Gushungo, however, had had other, more radical ideas. He’d joined the resistance movement against the white minority who ruled his country as though it were still a colony of the British Empire. Like Nelson Mandela in South Africa, he’d burnished his reputation among his people and radicals around the world by going to prison for his beliefs. Unlike Mandela, he’d emerged from jail filled with a lust for revenge, not reconciliation. For years he had fought a war on two fronts: publicly against the whites, and privately against his competitors within the liberation movement. Now he held the entire country’s destiny in his hands. Having been Prime Minister, he had promoted himself to President, never submitting himself to any election whose result was not certain before a single vote had been cast.
Gushungo liked to call himself the Father of the Nation. But he was a very stern and cruel parent.
His soldiers were fighting in the jungles of the Congo. His henchmen were forcing white farmers off their properties and forcibly cleansing hundreds of thousands of black Malembans from areas where, in his increasingly paranoid imagination, they might constitute a serious opposition to his continued rule. His demoralized opponents, unable to remove him themselves, prayed that God would do the job for them. But the old man had no intention of meeting his maker any time soon. His hair was still thick and black, his face remarkably unlined, his posture erect. His mother had lived past one hundred. He still had a long way to go.

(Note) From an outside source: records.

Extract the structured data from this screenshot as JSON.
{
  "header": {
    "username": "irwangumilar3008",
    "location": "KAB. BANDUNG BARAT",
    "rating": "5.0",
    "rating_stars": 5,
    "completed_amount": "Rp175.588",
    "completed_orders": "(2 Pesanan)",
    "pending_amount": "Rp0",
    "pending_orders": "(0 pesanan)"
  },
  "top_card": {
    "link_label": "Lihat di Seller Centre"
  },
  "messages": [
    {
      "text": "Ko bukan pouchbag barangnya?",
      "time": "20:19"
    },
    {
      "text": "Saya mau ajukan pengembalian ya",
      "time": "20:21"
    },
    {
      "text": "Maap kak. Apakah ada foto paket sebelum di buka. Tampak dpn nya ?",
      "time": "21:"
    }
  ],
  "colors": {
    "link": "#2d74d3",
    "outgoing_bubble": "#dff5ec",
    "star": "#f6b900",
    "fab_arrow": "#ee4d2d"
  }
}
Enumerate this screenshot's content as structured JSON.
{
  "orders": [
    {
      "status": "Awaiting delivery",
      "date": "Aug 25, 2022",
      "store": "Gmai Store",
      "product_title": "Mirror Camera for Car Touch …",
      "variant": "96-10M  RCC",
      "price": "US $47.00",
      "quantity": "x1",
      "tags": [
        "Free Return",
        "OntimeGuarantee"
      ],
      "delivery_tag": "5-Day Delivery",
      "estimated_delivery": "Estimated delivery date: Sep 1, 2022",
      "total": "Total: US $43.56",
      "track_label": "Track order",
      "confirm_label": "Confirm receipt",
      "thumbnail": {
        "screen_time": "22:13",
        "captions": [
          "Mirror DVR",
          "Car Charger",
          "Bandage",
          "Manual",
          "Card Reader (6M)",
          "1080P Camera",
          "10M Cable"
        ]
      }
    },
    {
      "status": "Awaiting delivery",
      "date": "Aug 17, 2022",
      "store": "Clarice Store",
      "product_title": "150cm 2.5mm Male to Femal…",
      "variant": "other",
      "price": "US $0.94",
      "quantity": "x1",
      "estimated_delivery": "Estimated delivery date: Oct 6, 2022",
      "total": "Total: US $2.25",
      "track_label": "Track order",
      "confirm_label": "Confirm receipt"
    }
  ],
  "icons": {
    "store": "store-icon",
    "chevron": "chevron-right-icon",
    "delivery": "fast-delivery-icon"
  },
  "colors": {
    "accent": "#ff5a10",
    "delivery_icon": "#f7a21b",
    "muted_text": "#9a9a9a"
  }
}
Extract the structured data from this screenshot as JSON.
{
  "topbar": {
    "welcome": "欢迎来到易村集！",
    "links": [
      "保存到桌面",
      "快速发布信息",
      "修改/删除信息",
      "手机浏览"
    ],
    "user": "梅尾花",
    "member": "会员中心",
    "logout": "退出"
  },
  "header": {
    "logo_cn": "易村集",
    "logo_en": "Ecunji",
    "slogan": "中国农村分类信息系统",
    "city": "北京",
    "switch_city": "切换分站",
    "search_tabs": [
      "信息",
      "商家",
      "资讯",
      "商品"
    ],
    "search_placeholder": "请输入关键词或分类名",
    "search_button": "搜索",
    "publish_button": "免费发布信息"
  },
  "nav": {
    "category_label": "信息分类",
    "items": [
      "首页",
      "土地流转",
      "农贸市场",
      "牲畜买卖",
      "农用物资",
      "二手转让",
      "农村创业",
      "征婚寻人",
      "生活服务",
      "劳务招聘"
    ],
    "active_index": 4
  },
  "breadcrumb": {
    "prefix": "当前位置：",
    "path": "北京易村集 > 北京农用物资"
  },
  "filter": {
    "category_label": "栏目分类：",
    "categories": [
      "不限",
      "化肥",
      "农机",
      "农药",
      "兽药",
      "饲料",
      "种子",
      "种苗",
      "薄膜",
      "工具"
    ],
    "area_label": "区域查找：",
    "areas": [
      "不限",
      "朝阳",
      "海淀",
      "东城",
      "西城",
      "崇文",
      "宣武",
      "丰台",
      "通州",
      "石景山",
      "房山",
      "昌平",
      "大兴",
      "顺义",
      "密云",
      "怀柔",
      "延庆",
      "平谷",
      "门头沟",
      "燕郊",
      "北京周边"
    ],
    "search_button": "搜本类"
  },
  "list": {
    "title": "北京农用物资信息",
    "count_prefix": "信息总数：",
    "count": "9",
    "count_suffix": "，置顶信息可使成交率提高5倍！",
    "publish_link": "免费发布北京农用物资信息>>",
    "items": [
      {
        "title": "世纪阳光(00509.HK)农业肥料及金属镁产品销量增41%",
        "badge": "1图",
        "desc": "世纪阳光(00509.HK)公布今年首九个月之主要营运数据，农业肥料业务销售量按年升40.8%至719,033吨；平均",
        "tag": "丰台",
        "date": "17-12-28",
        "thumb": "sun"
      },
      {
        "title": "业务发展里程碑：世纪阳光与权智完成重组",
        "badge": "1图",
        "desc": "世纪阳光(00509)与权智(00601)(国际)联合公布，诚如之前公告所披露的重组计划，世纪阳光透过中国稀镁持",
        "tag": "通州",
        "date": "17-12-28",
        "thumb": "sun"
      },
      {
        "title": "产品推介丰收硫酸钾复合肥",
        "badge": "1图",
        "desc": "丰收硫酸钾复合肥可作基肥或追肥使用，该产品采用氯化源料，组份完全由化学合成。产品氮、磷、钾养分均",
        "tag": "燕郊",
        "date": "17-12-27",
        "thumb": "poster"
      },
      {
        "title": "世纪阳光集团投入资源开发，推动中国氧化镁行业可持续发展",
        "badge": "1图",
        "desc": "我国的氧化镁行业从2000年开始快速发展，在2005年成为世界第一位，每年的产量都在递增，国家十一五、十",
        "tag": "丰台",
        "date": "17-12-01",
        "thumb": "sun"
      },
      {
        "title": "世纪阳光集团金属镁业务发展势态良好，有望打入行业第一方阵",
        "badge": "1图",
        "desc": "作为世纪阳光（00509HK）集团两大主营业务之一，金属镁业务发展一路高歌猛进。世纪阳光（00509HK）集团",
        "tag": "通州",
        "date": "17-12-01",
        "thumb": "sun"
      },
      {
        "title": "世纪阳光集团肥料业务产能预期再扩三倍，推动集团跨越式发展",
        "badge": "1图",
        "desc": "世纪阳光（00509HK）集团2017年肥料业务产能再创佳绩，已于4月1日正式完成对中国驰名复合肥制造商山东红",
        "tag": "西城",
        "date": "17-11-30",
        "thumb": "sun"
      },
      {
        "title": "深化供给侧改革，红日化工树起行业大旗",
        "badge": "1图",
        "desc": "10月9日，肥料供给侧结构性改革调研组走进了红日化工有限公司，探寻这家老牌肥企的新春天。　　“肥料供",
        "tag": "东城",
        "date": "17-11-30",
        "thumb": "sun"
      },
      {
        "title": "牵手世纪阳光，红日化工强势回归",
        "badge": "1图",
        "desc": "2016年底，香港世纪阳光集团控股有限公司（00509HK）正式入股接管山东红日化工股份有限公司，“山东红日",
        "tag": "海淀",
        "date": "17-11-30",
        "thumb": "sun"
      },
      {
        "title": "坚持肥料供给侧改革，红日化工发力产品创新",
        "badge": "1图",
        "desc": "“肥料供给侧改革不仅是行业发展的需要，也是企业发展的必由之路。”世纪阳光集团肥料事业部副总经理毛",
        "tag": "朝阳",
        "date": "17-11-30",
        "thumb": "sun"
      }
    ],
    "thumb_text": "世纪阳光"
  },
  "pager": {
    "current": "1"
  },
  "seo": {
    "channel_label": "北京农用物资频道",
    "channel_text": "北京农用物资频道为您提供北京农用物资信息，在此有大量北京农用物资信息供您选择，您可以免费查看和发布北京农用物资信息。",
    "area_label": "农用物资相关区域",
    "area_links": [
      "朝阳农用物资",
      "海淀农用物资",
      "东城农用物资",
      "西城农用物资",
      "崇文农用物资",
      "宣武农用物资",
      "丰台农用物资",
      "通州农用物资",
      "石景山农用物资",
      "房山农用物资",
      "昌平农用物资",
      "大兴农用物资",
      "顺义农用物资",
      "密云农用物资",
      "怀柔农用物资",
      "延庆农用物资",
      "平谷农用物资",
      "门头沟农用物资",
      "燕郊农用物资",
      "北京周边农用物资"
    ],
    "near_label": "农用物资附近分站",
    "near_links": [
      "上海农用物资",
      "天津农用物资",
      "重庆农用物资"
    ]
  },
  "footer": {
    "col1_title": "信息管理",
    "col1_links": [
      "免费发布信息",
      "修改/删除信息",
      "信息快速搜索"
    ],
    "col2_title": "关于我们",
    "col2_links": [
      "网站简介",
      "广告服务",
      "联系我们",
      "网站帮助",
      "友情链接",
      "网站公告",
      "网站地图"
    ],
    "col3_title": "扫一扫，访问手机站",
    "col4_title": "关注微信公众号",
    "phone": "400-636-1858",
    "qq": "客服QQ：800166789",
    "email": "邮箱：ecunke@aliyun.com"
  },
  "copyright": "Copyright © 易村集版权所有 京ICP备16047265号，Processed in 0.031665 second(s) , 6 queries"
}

One of the phones arranged to the right of his desk trilled.
‘It has begun,’ said the voice on the other end of the line.
‘Excellent,’ said Henderson Gushungo. ‘Let me know when the operation has been completed.’
5
When he met Moses Mabeki at Buweku airport, Andy Stratten had greeted him with the words ‘Sawubona, mambo!’ In Ndebele, the Zulu dialect widely spoken in southern Malemba, it meant ‘Greetings, king!’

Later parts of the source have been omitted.